La riflessione che ritengo sia importante condurre non ha però in realtà specificamente a che fare con la storia di O. J. Simpson quanto con il rapporto che intercorre tra la forma e il contenuto della messa in scena di questa crime story. Si ha la sensazione infatti che con il procedere degli episodi ogni personaggio acquisisca una sorta di valore simbolico e che il suo ruolo sia quello di produrre una torsione sul senso stesso della vicenda raccontata. Insomma, noi sappiamo che la storia narrata si ispira a fatti realmente accaduti e questo ci porta a fare un naturale confronto tra gli eventi fittizi e quelli reali. Ora il problema (nel caso si decida appunto di problematizzare questo argomento) è il seguente: dopo aver visto una serie tv come questa, cosa rimane del Reale? Cosa resta della verità? La forma “gonfia” e hollywoodiana con la quale si imbottisce, per forza di cose, anche tutta la sostanza di questo racconto, cosa trattiene con sé e cosa lascia fuoriuscire?

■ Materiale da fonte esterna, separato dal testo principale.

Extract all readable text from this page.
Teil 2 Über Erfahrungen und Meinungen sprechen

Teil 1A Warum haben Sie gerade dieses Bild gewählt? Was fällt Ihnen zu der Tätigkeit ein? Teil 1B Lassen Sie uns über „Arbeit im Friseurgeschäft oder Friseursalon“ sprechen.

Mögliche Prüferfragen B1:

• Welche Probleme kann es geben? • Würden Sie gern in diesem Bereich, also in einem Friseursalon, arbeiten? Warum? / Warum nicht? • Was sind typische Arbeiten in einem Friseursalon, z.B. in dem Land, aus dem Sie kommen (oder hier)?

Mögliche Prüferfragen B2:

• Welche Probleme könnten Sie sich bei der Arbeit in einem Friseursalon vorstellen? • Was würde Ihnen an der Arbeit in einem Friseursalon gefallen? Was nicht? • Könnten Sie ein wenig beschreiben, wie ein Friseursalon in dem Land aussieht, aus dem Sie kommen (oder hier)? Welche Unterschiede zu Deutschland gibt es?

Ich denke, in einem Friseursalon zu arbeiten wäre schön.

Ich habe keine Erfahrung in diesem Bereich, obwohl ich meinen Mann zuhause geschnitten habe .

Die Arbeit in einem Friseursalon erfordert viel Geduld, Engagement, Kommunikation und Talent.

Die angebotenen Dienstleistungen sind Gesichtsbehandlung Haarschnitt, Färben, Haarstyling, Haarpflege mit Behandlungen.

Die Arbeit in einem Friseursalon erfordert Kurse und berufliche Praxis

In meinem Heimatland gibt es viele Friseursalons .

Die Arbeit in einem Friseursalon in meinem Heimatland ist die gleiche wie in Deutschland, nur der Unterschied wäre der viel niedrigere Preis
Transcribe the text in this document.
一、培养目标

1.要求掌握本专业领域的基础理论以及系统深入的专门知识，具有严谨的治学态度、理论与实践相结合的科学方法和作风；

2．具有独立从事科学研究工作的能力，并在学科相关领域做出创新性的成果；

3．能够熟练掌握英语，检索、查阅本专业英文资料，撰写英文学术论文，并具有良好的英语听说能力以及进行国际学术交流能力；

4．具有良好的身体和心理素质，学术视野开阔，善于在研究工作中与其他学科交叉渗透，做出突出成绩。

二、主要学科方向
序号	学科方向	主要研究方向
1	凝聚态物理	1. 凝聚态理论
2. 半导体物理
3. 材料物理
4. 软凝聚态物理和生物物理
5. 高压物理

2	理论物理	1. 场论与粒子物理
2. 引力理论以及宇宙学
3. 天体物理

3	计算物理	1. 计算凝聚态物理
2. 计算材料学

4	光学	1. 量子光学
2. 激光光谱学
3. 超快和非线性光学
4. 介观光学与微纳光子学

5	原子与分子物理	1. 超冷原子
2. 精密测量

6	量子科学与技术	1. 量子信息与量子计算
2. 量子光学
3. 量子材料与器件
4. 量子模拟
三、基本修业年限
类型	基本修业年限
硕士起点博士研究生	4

La questione principale potrebbe dunque essere quella relativa alla simbolizzazione stessa del Reale. Oggi che le immagini sono tutto, oggi che ci dicono sempre più come il mondo nella sua essenza è, rischiamo di perdere il contatto con la natura stessa delle cose. Se non facciamo attenzione, prodotti di questo tipo potranno, in un futuro non molto lontano, prendere il posto della Storia o addirittura annullarla. Serie come questa potranno sì dirci molto sul contesto socio-culturale di una determinata epoca in una determinata zona del Globo, ma potranno anche trasformare – se vogliamo essere un poco più drastici – personaggi realmente esistiti in entità simboliche senza referente alcuno. La svastica con la quale si conclude l’episodio dedicato all’interrogatorio del detective Furham – tanto per fare un esempio – potrebbe quindi diventare la parte per il tutto e indurci a realizzare collegamenti improbabili o, peggio ancora, potremmo identificare nella maniera di gigioneggiare dell’avvocato Johnnie Cochran tutta un’intera categoria di individui afroamericani. Sì, lo so, forse sto esagerando un poco, ma voglio lasciarvi con una domanda: non pensate che sarebbe forse consono incominciare ad affrontare la visione di questo tipo di produzioni essendo consapevoli ogni volta di tutto ciò che ne sta alla base, conoscendo quindi le vere storie dalle quali hanno avuto origine e rendendo così la generazione di forme simboliche a quel punto veramente efficace perché non più estrapolata da storie a noi sconosciute?